Does that violate the perfect secrecy in any way?
Yes, obviously. Restricting the message space doesn't hurt in any way (the attacker can't get any additional information about the message, even if he knows quite a lot about it already); restricting the key does.
OTP uses a group operation to combine the message and the key; one thing that it needs to assume is that the group members that make up the key are chosen uniformly randomly from all possible group elements - with your example, this is not the case.
Specifically, if we see in the ciphertext the value 0111
, we can deduce from that is that the corresponding plaintext value is not 0000
; after all, for that to be the case, the key value would have been 0111
, and we know that's not the case. That are values that the attacker can deduce are not the message, and this is a violation of perfect secrecy.

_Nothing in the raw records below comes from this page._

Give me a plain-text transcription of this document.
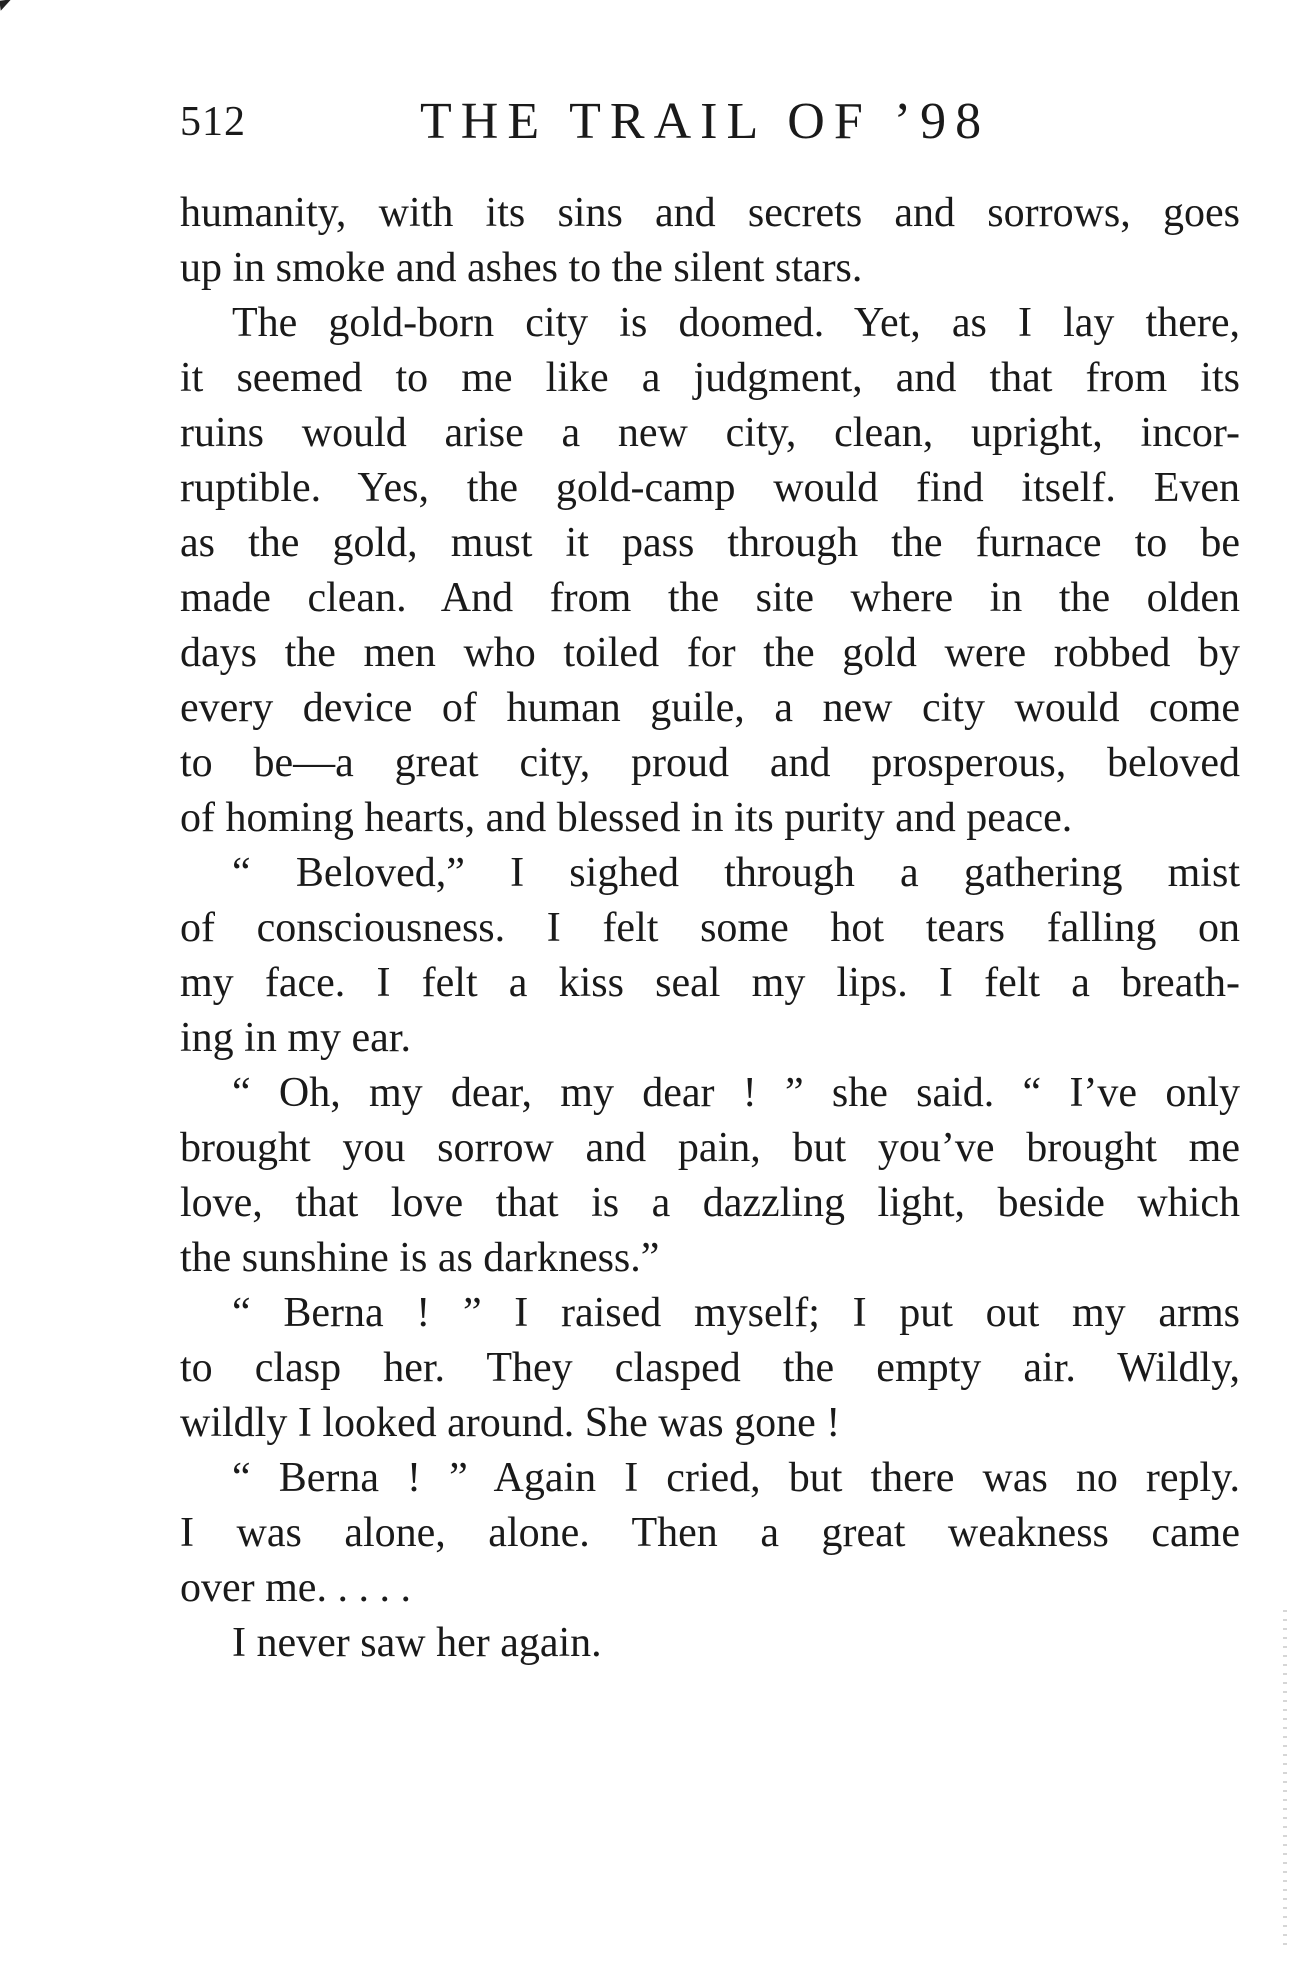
512	THE TRAIL OF ’98
humanity, with its sins and secrets and sorrows, goes
up in smoke and ashes to the silent stars.
The gold-born city is doomed. Yet, as I lay there,
it seemed to me like a judgment, and that from its
ruins would arise a new city, clean, upright, incor-
ruptible. Yes, the gold-camp would find itself. Even
as the gold, must it pass through the furnace to be
made clean. And from the site where in the olden
days the men who toiled for the gold were robbed by
every device of human guile, a new city would come
to be—a great city, proud and prosperous, beloved
of homing hearts, and blessed in its purity and peace.
“ Beloved,” I sighed through a gathering mist
of consciousness. I felt some hot tears falling on
my face. I felt a kiss seal my lips. I felt a breath-
ing in my ear.
“ Oh, my dear, my dear ! ” she said. “ I’ve only
brought you sorrow and pain, but you’ve brought me
love, that love that is a dazzling light, beside which
the sunshine is as darkness.”
“ Berna ! ” I raised myself; I put out my arms
to clasp her. They clasped the empty air. Wildly,
wildly I looked around. She was gone !
“ Berna ! ” Again I cried, but there was no reply.
I was alone, alone. Then a great weakness came
over me. . . . .
I never saw her again.
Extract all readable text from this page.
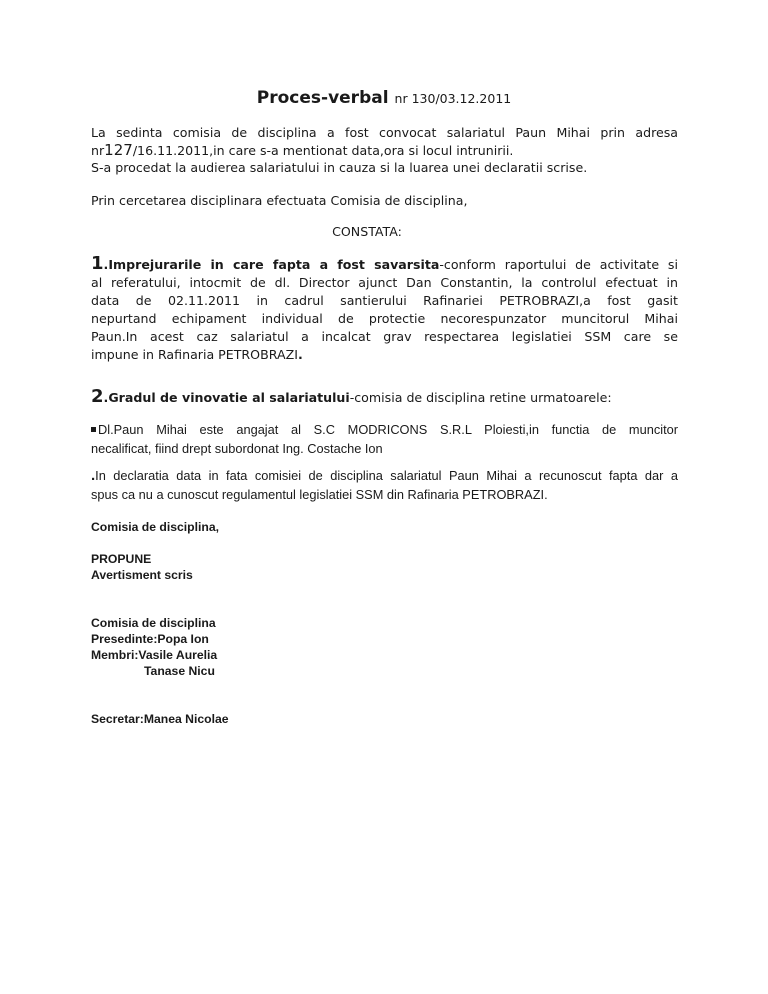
Proces-verbal nr 130/03.12.2011
La sedinta comisia de disciplina a fost convocat salariatul Paun Mihai prin adresa
nr127/16.11.2011,in care s-a mentionat data,ora si locul intrunirii.
S-a procedat la audierea salariatului in cauza si la luarea unei declaratii scrise.
Prin cercetarea disciplinara efectuata Comisia de disciplina,
CONSTATA:
1.Imprejurarile in care fapta a fost savarsita-conform raportului de activitate si
al referatului, intocmit de dl. Director ajunct Dan Constantin, la controlul efectuat in
data de 02.11.2011 in cadrul santierului Rafinariei PETROBRAZI,a fost gasit
nepurtand echipament individual de protectie necorespunzator muncitorul Mihai
Paun.In acest caz salariatul a incalcat grav respectarea legislatiei SSM care se
impune in Rafinaria PETROBRAZI.
2.Gradul de vinovatie al salariatului-comisia de disciplina retine urmatoarele:
Dl.Paun Mihai este angajat al S.C MODRICONS S.R.L Ploiesti,in functia de muncitor
necalificat, fiind drept subordonat Ing. Costache Ion
.In declaratia data in fata comisiei de disciplina salariatul Paun Mihai a recunoscut fapta dar a
spus ca nu a cunoscut regulamentul legislatiei SSM din Rafinaria PETROBRAZI.
Comisia de disciplina,
PROPUNE
Avertisment scris
Comisia de disciplina
Presedinte:Popa Ion
Membri:Vasile Aurelia
Tanase Nicu
Secretar:Manea Nicolae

Now, if you did have the message and key consisting of values from 0 to 6, the obvious thing to do is change the group operation to 'addition modulo 7'; that is, to encrypt, you add the message to the key, and then if that value is 7 or more, subtract 7 - that gives you the ciphertext. And, to decrypt, you do 'subtraction modulo 7'; you subtract the key from the ciphertext, and if that value is negative, add 7. This is a perfectly valid group operation, and since all values of the key are possible (and presumably equiprobable), it can satisfy the requirements of perfect secrecy.